Cet entretien se prolongea quelque temps. Quand je revins à moi, l’ombre avait tout envahi à l’exception de quelques nuées violettes qui recevaient les derniers adieux du soleil. — Mon cher prince, m’écriai-je, si j’avais le bonheur d’être poète, je voudrais composer une élégie que j’intitulerais les Dernières Pensées du Tasse, et si j’étais capable d’écrire en prose, je composerais une vie du Tasse dont je vous emprunterais la moitié et l’autre à monseigneur Spinetta.
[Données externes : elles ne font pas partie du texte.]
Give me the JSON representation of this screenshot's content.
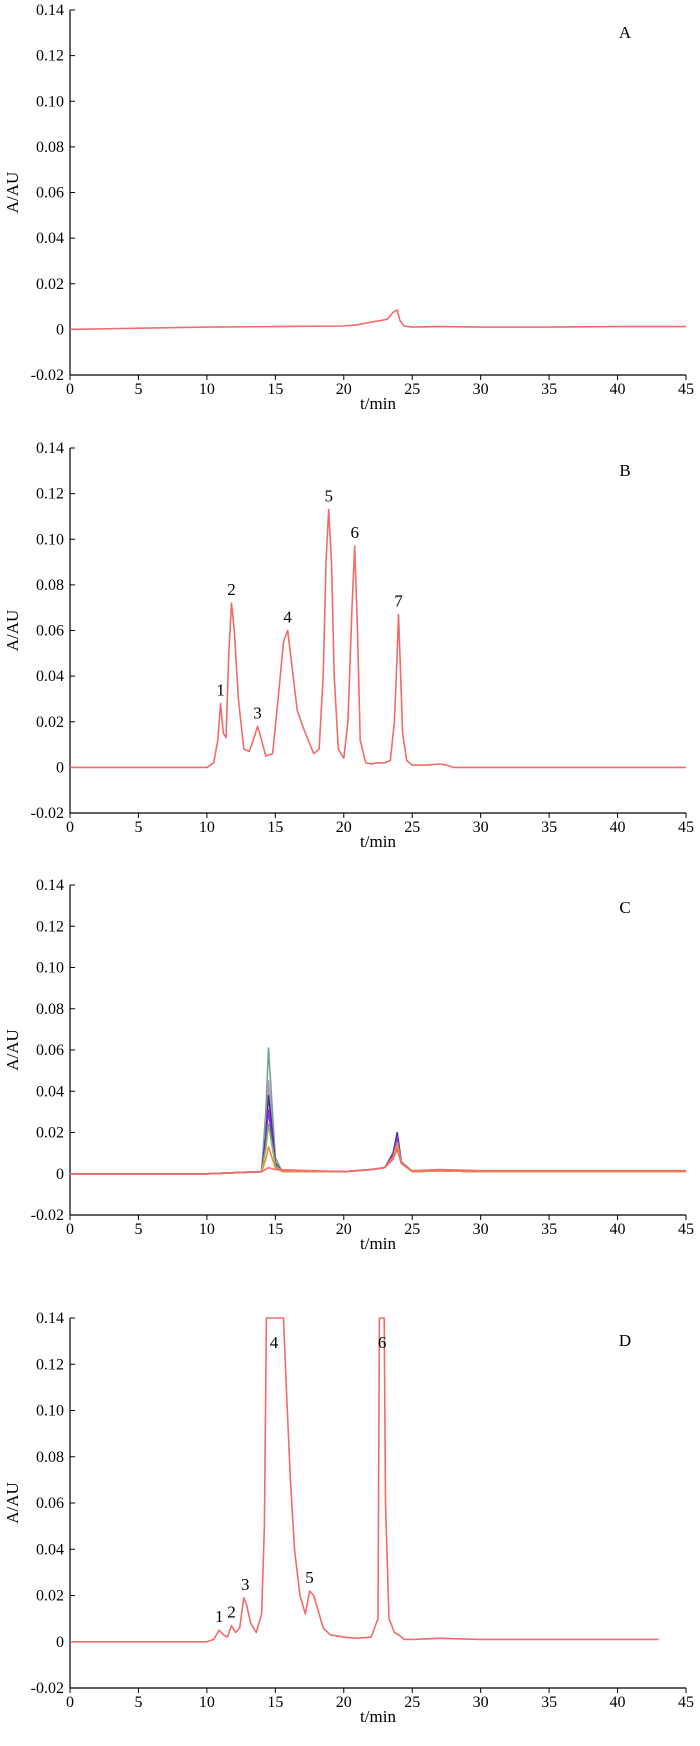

Ma conclusion serait que, comme le bonheur, le malheur a son ivresse, que, toutes les disgrâces ayant accablé à la fois ce divin poète, son âme, attaquée de toutes parts, a été jetée dans un état de désordre, que sa folie ne fut que le sentiment exalté de maux trop réels, et que cette exaltation, accompagnée d’accès de fièvre, de fureur et de délire, a duré jusqu’à ce que, dans son cœur épuisé par ses propres violences, l’esprit de révolte eût fait place à une résignation inerte. Ma dernière ligne serait conçue en ces termes : « Le Tasse dut la moitié de ses infortunes à la faiblesse de son caractère et l’autre à la beauté de son génie. »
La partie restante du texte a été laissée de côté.